Royal Skandia has launched the fund in response to demand from investors. Research* shows that 55% of international financial advisers say their customers have become more risk averse over the past few months and 80% of advisers say they are now more likely to recommend protected products as a result of recent market volatility. For 8 out of 10 investors the most important feature of a protected product is capital protection according to these financial advisers.
The Royal Skandia GBP Shield Fund is a daily priced and traded fund with no minimum or maximum investment period. It is managed to a target volatility of 8% and offers downside protection of 80% of the highest ever share price achieved by the fund. Although protected, the price is not guaranteed and, as with all investments, protected funds still carry a risk to capital.
Unlike traditional structured funds, the performance of the underlying portfolio is based on total returns so that investors benefit from dividend returns as well as share price gains. A separate derivative is used to provide the downside protection, rather than cash. This means that the Fund always retains its exposure to the underlying portfolio, thus potentially benefiting when an upturn occurs.
The fund is expected to appeal to investors who are looking for investment performance linked to global equity and bond markets, but who also wish to limit the risk to their capital.

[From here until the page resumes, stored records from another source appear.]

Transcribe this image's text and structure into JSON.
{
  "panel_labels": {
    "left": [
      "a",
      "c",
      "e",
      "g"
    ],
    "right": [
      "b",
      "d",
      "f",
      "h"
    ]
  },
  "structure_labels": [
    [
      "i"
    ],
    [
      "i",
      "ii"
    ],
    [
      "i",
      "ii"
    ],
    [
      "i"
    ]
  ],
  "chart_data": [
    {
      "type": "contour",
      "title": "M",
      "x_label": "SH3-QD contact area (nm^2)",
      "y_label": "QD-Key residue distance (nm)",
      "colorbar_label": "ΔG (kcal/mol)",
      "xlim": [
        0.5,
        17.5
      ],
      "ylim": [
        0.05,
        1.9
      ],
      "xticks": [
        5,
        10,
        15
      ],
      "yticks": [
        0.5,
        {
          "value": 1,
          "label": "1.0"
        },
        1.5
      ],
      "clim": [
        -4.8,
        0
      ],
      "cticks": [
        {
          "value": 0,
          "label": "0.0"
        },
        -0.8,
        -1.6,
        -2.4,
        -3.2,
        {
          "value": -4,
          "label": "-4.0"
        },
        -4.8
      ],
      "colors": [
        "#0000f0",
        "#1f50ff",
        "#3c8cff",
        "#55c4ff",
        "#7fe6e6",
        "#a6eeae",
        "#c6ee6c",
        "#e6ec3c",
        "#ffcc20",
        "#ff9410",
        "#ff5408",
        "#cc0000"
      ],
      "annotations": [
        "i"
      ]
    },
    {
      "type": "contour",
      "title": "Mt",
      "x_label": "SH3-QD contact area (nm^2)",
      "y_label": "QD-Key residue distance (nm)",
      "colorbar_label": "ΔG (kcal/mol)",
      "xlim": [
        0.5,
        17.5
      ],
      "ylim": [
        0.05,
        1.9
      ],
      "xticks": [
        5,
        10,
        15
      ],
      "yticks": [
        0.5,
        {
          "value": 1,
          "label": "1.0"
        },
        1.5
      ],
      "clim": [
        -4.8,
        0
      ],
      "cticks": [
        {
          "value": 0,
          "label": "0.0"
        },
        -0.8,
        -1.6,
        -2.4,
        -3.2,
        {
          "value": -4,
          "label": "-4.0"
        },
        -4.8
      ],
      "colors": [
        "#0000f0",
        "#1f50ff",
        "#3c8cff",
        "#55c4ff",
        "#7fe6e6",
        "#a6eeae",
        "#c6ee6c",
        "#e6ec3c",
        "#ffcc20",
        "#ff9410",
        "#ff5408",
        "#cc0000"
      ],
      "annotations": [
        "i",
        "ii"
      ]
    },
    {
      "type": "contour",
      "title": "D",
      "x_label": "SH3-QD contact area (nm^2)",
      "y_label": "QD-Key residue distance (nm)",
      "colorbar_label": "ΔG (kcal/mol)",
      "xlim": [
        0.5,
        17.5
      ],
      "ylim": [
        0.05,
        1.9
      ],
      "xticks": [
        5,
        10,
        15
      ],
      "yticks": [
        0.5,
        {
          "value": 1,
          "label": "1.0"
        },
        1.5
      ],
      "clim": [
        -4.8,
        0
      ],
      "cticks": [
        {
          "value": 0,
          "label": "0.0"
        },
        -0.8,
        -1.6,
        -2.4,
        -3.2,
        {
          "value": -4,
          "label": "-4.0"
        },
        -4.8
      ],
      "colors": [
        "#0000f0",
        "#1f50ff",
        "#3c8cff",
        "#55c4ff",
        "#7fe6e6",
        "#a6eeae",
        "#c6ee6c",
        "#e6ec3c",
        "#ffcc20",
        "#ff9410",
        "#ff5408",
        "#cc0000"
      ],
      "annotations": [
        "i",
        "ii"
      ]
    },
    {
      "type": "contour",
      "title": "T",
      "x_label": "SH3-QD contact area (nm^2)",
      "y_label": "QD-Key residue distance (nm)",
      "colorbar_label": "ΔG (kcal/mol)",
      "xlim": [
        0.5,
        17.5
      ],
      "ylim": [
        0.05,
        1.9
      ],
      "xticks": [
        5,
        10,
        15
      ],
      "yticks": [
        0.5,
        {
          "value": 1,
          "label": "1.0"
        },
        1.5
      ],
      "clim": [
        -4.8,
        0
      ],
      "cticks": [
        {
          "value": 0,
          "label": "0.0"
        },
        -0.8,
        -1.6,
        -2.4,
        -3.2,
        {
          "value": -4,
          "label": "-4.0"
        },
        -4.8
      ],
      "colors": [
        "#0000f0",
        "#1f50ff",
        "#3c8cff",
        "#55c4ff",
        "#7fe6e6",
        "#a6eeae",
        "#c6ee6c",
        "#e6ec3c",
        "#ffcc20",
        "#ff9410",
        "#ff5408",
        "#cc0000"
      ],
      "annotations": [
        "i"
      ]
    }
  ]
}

The underlying fund, which has been developed in conjunction with Commerzbank AG, London Branch has, until now, been exclusively available via the Skandia Investment Solutions platform in the UK.
The recent falls in global stock markets have highlighted the value and peace of mind that can be delivered by protected funds. The maximum loss suffered by the MSCI World Index during the past twelve months reached a significant -19.3% - a painful experience for those invested in global equity funds**.
Over the same period, following an increase in the bid price to £1.06, the protected price for the underlying Skandia Shield fund is now fixed at £0.85p – the minimum investors in the underlying fund could expect to receive from now on. This translates into a downside protection level equivalent to 82% based on the latest fund price (£1.04 as at 16/03/2012), meaning that investors can already benefit from more favourable protection levels than those defined in the fund objective.
Dean Bowden, Chief Investment Officer for Skandia International comments:
‘For those investors who can’t afford, or simply don’t want, to take the chance and potentially experience even deeper price falls than we have seen recently, protected funds can provide the optimal solution. The Royal Skandia GBP Shield Fund is offering a high degree of capital protection together with the potential to benefit from rising stock market prices in future. And because the fund is daily traded, investors can dip in and out as frequently as they wish, whilst taking full advantage of all the benefits that this unique fund has to offer.
* The Offshore Adviser Confidence Barometer research was conducted by Skandia International in Q4 2011 and attracted responses from over 450 advisers from around the world – Hong Kong, Singapore, Dubai, UK, Europe, Africa and Latin America.
** maximum drawdown calculated over 16/03/2011 to 16/03/2012, MSCI World Index Gross Total Return in GBP, Source: Financial Express Analytics.
This press release is for journalists only and should not be relied upon by financial advisers or customers.